Pope Francis calls for peace in Easter message

Pope Francis urged the world to resist “the logic of weapons” in his Easter message at the Vatican on Sunday, easing growing health fears as he greeted thousands of Catholics.

The 87-year-old’s “Urbi et Orbi” (To the City and the World) blessing came after he led Easter Mass in front of 60,000 worshippers at Saint Peter’s Square while appearing in good spirits.

In his traditional speech broadcasted worldwide, Pope Francis condemned war as “always an absurdity and a defeat,” raising conflicts in Ukraine, Gaza, Sudan, Myanmar and beyond.

He renewed appeals for a ceasefire in Gaza, calling for greater aid deliveries to the devastated territory and the release of hostages taken by Hamas during its unprecedented October 7 attack on Israel that sparked the war.

The civilian population is “now at the limit of its endurance,” he said, lamenting the impact on children especially.

“Let us not allow the strengthening winds of war to blow on Europe and the Mediterranean.

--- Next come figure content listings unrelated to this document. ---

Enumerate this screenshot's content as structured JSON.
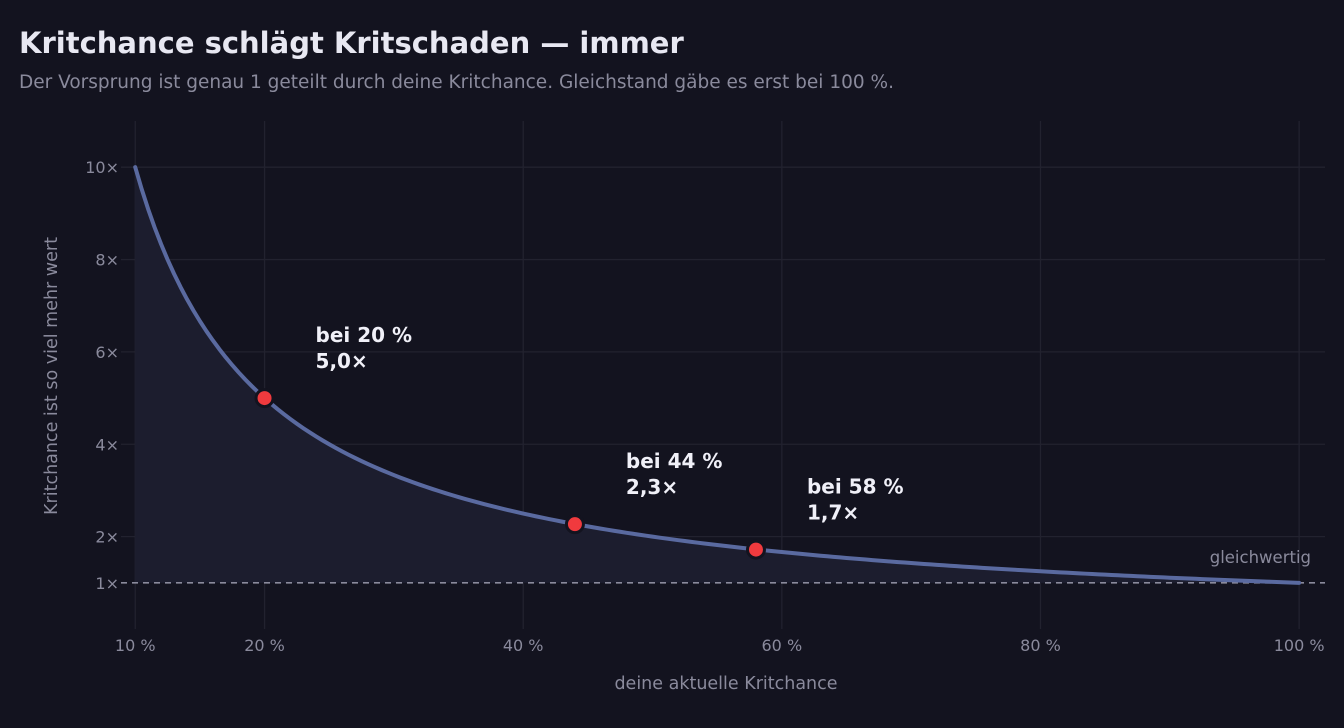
{
  "header": {
    "title": "Kritchance schlägt Kritschaden — immer",
    "subtitle": "Der Vorsprung ist genau 1 geteilt durch deine Kritchance. Gleichstand gäbe es erst bei 100 %."
  },
  "chart_data": {
    "type": "line",
    "xlabel": "deine aktuelle Kritchance",
    "ylabel": "Kritchance ist so viel mehr wert",
    "xlim": [
      8.9,
      102
    ],
    "ylim": [
      0,
      11
    ],
    "x_ticks": [
      10,
      20,
      40,
      60,
      80,
      100
    ],
    "x_tick_labels": [
      "10 %",
      "20 %",
      "40 %",
      "60 %",
      "80 %",
      "100 %"
    ],
    "y_ticks": [
      1,
      2,
      4,
      6,
      8,
      10
    ],
    "y_tick_labels": [
      "1×",
      "2×",
      "4×",
      "6×",
      "8×",
      "10×"
    ],
    "grid": true,
    "series": [
      {
        "formula": "y = 100 / x",
        "x_range": [
          10,
          100
        ],
        "color": "#5a6aa0",
        "fill": "#1c1d2e"
      }
    ],
    "reference_line": {
      "y": 1,
      "label": "gleichwertig",
      "color": "#8a8a9c"
    },
    "highlights": [
      {
        "x": 20,
        "y": 5.0,
        "line1": "bei 20 %",
        "line2": "5,0×"
      },
      {
        "x": 44,
        "y": 2.27,
        "line1": "bei 44 %",
        "line2": "2,3×"
      },
      {
        "x": 58,
        "y": 1.72,
        "line1": "bei 58 %",
        "line2": "1,7×"
      }
    ],
    "colors": {
      "background": "#13131f",
      "grid": "#22222f",
      "marker": "#f03a3e",
      "marker_edge": "#13131f"
    }
  }
}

Let us not yield to the logic of weapons and rearming,” he added.

The pope proposed a “general exchange of all prisoners between Russia and Ukraine” as the war between the two countries grinds through its third year.

Pope Francis also urged world leaders to “spare no efforts in combatting the scourge of human trafficking” to free its victims.

Moments before the blessing, Pope Francis passed through the adoring crowd on his “popemobile” as pilgrims shouted “Long live the pope!,” waved flags and strained to take pictures.

Health concerns

Easter Sunday marks the resurrection of Jesus Christ and is the culmination of Holy Week, a major part of the Catholic calendar followed by 1.3 billion people.

The pope on Saturday presided over the Easter Vigil at the Vatican in front of some 6,000 people from around the world, a day after his last-minute cancelation at a major Good Friday procession revived questions about his health.

He delivered a 10-minute homily in Italian, speaking without any undue difficulty and condemning “the walls of selfishness and indifference” in the world.

At the end of the two-and-a-half-hour service he showed little sign of fatigue, taking time to greet and bless some of the worshippers.

In a brief statement Friday, the Vatican had said that “to preserve his health ahead of tomorrow’s vigil and the Easter Sunday mass, Pope Francis will this evening follow the Way of the Cross at the Colosseum from the Santa Marta Residence,” where he lives.

The last-minute decision raised questions about how long Pope Francis can continue to lead the Catholic Church.

A Vatican source told AFP on Friday there was “no particular concern” about his health and the decision to pull out had been “simply a measure of caution.”

The Argentinian Jesuit had also canceled his participation in the “Via Crucis” in 2023, but that followed a three-day hospital stay for bronchitis, and was announced well ahead of time. Weeks later, he underwent a hernia operation.

Up until Friday, the pope had attended his various engagements throughout the week, but he recently appeared tired and has sometimes delegated speaking roles to colleagues.

No plans to resign

Pope Francis, who never takes holidays, made his last trip in September, to the southern French city of Marseille. In December, he canceled a much-anticipated attendance at the COP28 climate summit in Dubai.

His next scheduled trip is to Venice on April 28. The Vatican has not yet confirmed a planned trip to Asia and Pacific Ocean nations for this summer.

Pope Francis has previously left the door open to stepping down if he can no longer do the job. That would follow the example of his immediate predecessor, Benedict XVI, who in 2013 became the first pope since the Middle Ages to voluntarily step aside.

But in a memoir published this month, Pope Francis wrote that he did “not have any cause serious enough to make me think of resigning.”